Training Segmentation Model:

  • Setup the environment and installed nnUNetv2 correctly, initialized environment variables, and ran the dataset integrity command to ensure processed data is a good fit for nnUNet.
  • Due to training the nnUNetv2 framework for 5 folds cross validation being a very computationally intensive task to be done on the free version of Google Colab, I switched between two accounts and could only run training for about 50 epochs for the first fold, made sure it was working correctly, prepared the notebook to be used for training the rest of the folds, and progress was saved in nnUNet different folders. Note that number of epochs here is hardcoded and can only be changed using Colab's Terminal that's also only available in the pro version, so I wasn't able to reduce the number of epochs for each fold and complete training. (Find in nnUNet_Training)

Segmentation Model Inference:

  • I prepared a notebook for inference with clear instructions to be run after completing training process. (Find in nnUNet_Inference)

Classification:

  • Created a custom version of original dataset (See Here) to ensure balanced class distribution and keep the model equally sensitive to all classes, as in this case we prioritize the consequences of false negatives. Also, approximately followed the same split as dataset creators(80:12:6).
  • Used Pytorch framework to build a simple ResNet-18 binary classification model, used data augmentation techniques and learning rate scheduler to ensure best performance, and finally trained the model for 50 epochs (See Here).
  • Plotted training and validation loss and accuracy metrics at the end of training for a better understanding of how the model is performing to help us do the correct hyperparameter tuning and figure out what needs improvement.
  • Ran the model on test data and calculated overall model performance
  • Saved the model and its weights for later use. (Find in models folder)

Installation and Usage

At first, please add a shortcut of this Google Drive folder to your drive, as it has both the original and the preprocessed versions of dataset ready for the model, so there will be no need for you to run the preprocessing steps again.

Second, open the training notebook in Google Colab. Make sure to change runtime type to T4 GPU to utilize Colab's GPU and to mount your drive, and repeat these two steps for all upcoming notebooks. Run all cells as they are.
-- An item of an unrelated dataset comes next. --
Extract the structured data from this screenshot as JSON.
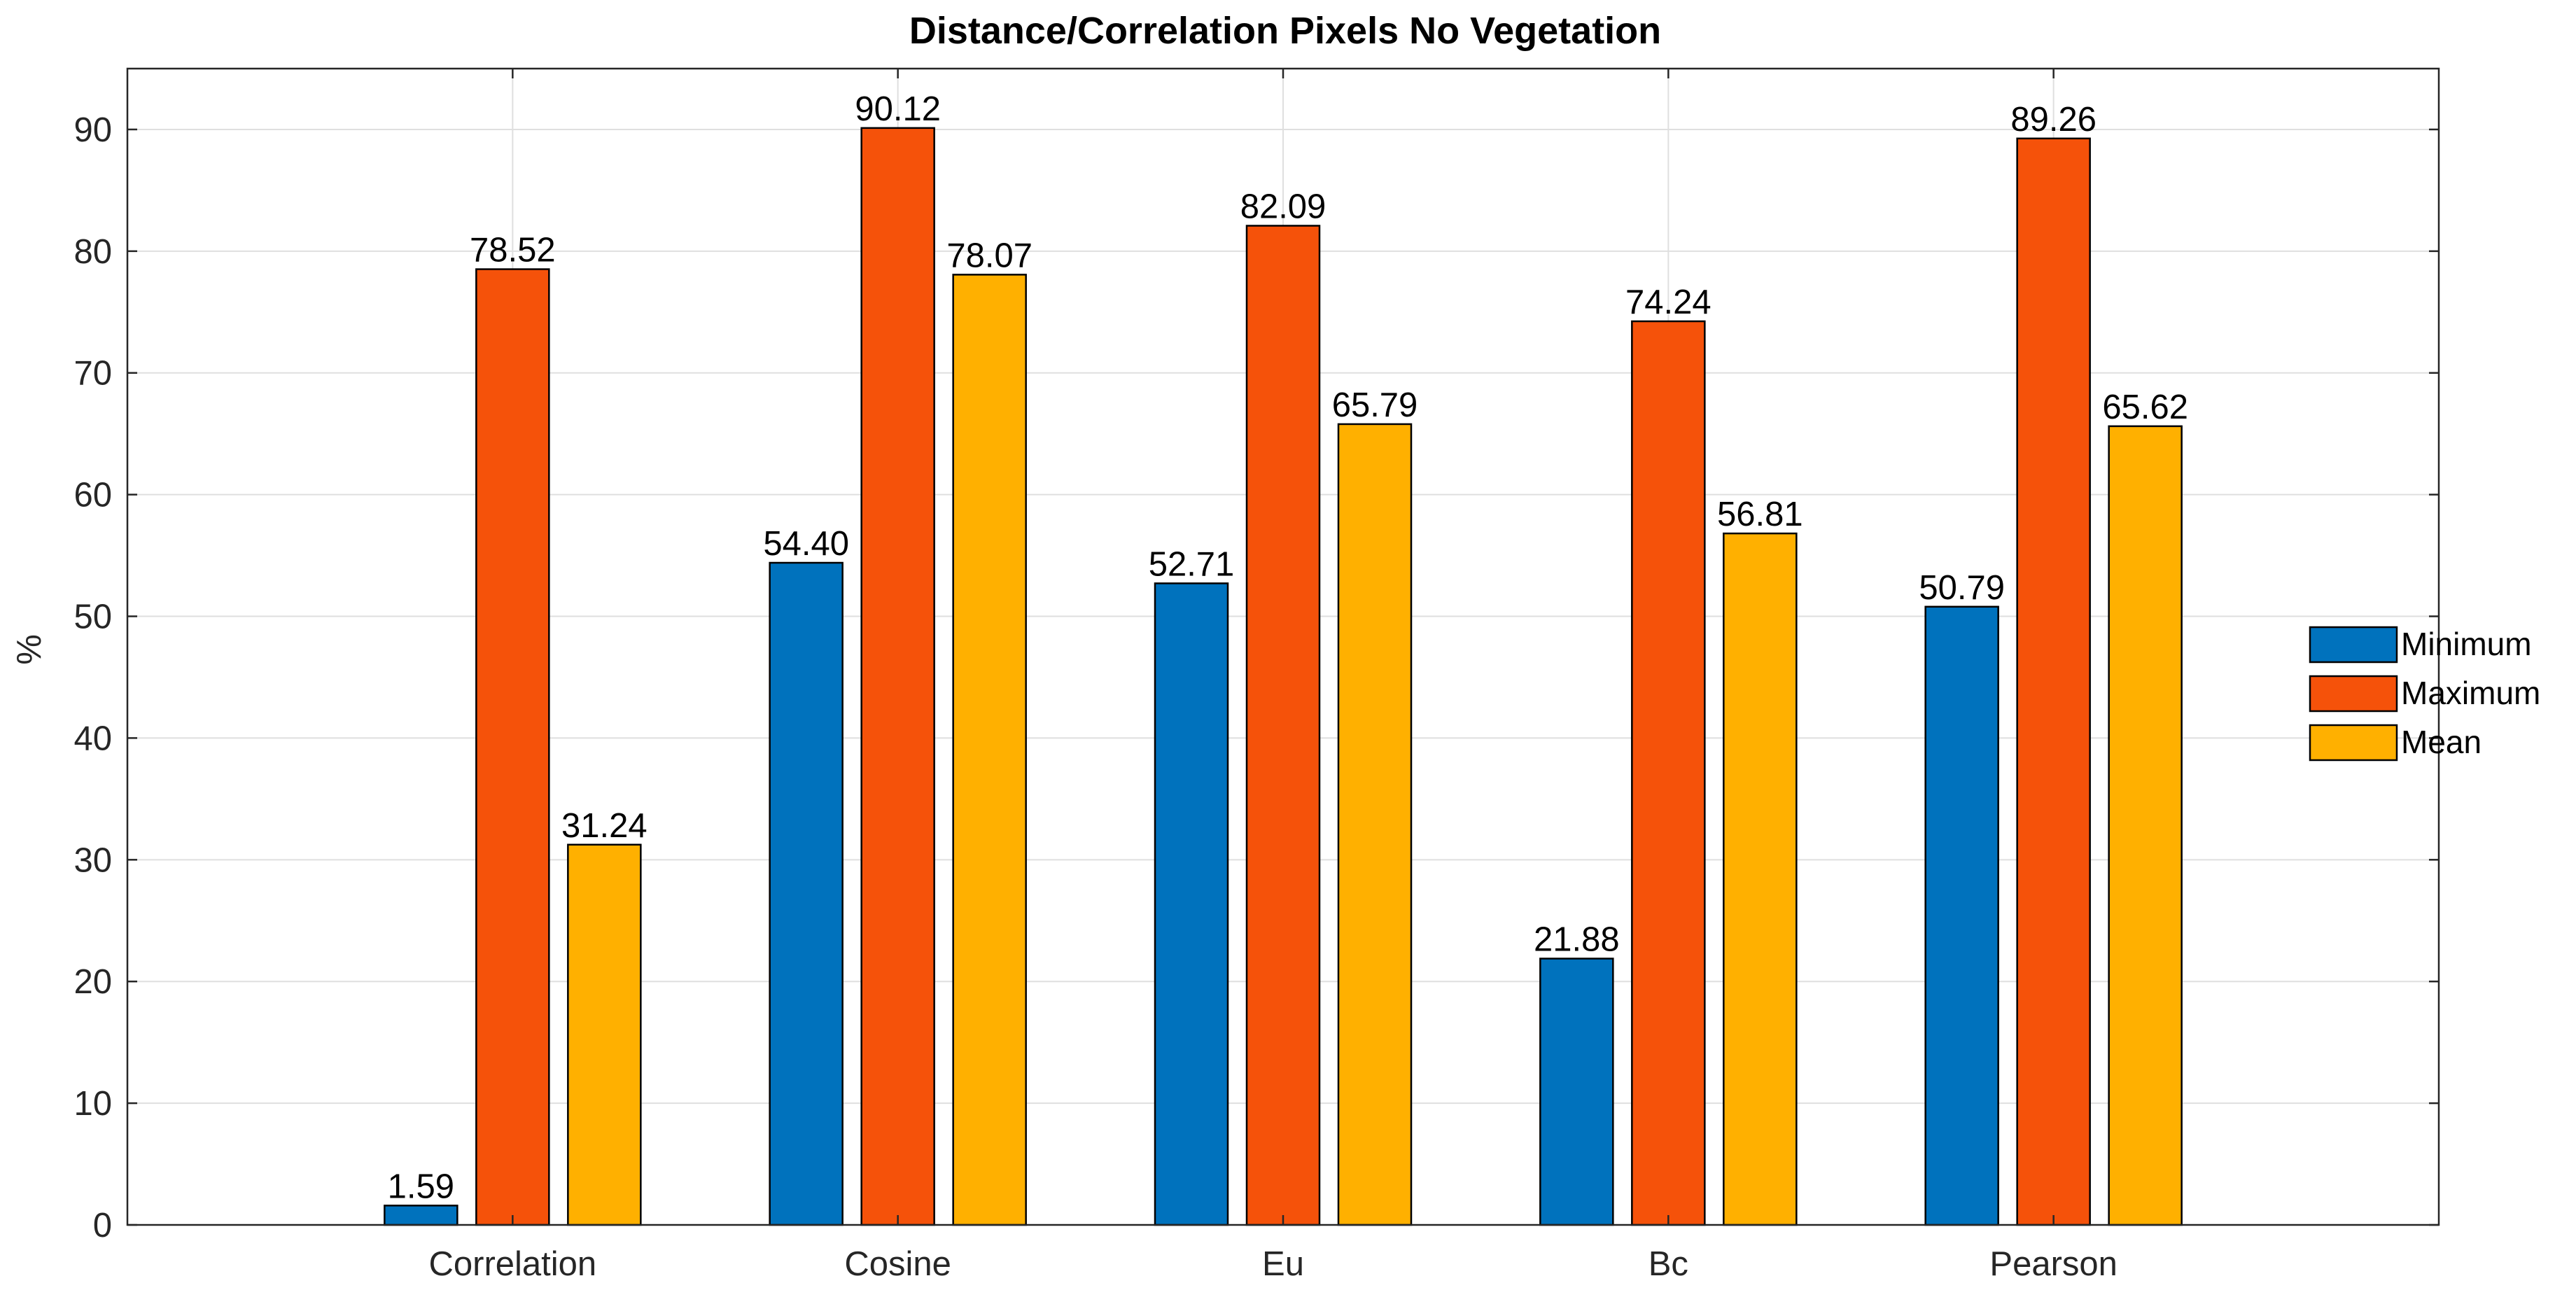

You might just add a little modification if you have access to multiple GPU's for better performance (See Here).

Next, you should open inference notebook and follow its instructions. Finally, you can use resulting inference data to train the ResNet18 model by changing root folders in this notebook and training again for best results.

Enhancements and Future Work

I definetily couldn't get the best out of this data and these models due to time and resources limitations. Improvements can be done such as using the Pro+ version of Google Colab to utilize high RAM and several GPU's to train the different data folds in parallel as recommended by nnUNet creators and avoid that your session times out. Also allowing the training to run for more epoches until it's done and run the other 4 folds as well. Then, moving further and running the inference notebook to obtaing segmentation results from nnUNet and use it for classification.

Regarding classification, grid search can be applied for better hyperparameter tuning, and generative super resolution techniques can be used as a preprocessing step to enhance training data and therefore achieve better performance. Also we can consider using more complex ResNet architectures than the ResNet-18 and running more epochs.

And of course, the main goal of this project, using inference data of nnUNetv2 segmentation to train the classifier by only changing the paths to the data in the ResNet notebook and running again.